Spoon Feed: For kids 6 – 23 months with acute otitis media, 10 days of antibiotic therapy is better than 5 days. But EM Nerd had some issues with this study. See why.
Abstract
N Engl J Med. 2016 Dec 22;375(25):2446-2456. doi: 10.1056/NEJMoa1606043.
Shortened Antimicrobial Treatment for Acute Otitis Media in Young Children.
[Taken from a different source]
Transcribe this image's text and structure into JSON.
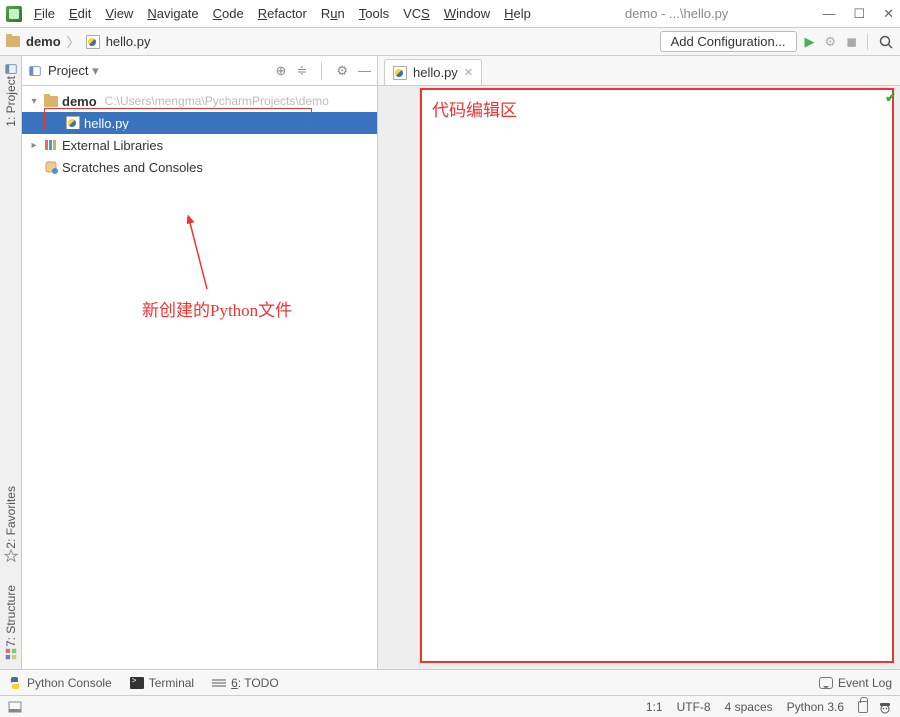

Hoberman A1, Paradise JL1, Rockette HE1, Kearney DH1, Bhatnagar S1, Shope TR1, Martin JM1, Kurs-Lasky M1, Copelli SJ1, Colborn DK1, Block SL1, Labella JJ1, Lynch TG1, Cohen NL1, Haralam M1, Pope MA1, Nagg JP1, Green MD1, Shaikh N1.
Author information:
1From the Department of Pediatrics, University of Pittsburgh School of Medicine, Children’s Hospital of Pittsburgh of the University of Pittsburgh Medical Center (UPMC) (A.H., J.L.P., D.H.K., S.B., T.R.S., J.M.M., M.K.-L., S.J.C., D.K.C., M.H., M.A.P., J.P.N., M.D.G., N.S.), the Department of Biostatistics, Graduate School of Public Health, University of Pittsburgh (H.E.R.), and Children’s Community Pediatrics (J.J.L., T.G.L., N.L.C.) – all in Pittsburgh; and Kentucky Pediatric and Adult Research, Bardstown (S.L.B.).
Abstract
Background
Limiting the duration of antimicrobial treatment constitutes a potential strategy to reduce the risk of antimicrobial resistance among children with acute otitis media.
Methods
We assigned 520 children, 6 to 23 months of age, with acute otitis media to receive amoxicillin-clavulanate either for a standard duration of 10 days or for a reduced duration of 5 days followed by placebo for 5 days. We measured rates of clinical response (in a systematic fashion, on the basis of signs and symptomatic response), recurrence, and nasopharyngeal colonization, and we analyzed episode outcomes using a noninferiority approach. Symptom scores ranged from 0 to 14, with higher numbers indicating more severe symptoms.
Results
Children who were treated with amoxicillin-clavulanate for 5 days were more likely than those who were treated for 10 days to have clinical failure (77 of 229 children [34%] vs. 39 of 238 [16%]; difference, 17 percentage points [based on unrounded data]; 95% confidence interval, 9 to 25). The mean symptom scores over the period from day 6 to day 14 were 1.61 in the 5-day group and 1.34 in the 10-day group (P=0.07); the mean scores at the day-12-to-14 assessment were 1.89 versus 1.20 (P=0.001). The percentage of children whose symptom scores decreased more than 50% (indicating less severe symptoms) from baseline to the end of treatment was lower in the 5-day group than in the 10-day group (181 of 227 children [80%] vs. 211 of 233 [91%], P=0.003). We found no significant between-group differences in rates of recurrence, adverse events, or nasopharyngeal colonization with penicillin-nonsusceptible pathogens. Clinical-failure rates were greater among children who had been exposed to three or more children for 10 or more hours per week than among those with less exposure (P=0.02) and were also greater among children with infection in both ears than among those with infection in one ear (P<0.001).
Conclusions
Among children 6 to 23 months of age with acute otitis media, reduced-duration antimicrobial treatment resulted in less favorable outcomes than standard-duration treatment; in addition, neither the rate of adverse events nor the rate of emergence of antimicrobial resistance was lower with the shorter regimen. (Funded by the National Institute of Allergy and Infectious Diseases and the National Center for Research Resources; ClinicalTrials.gov number, NCT01511107 .).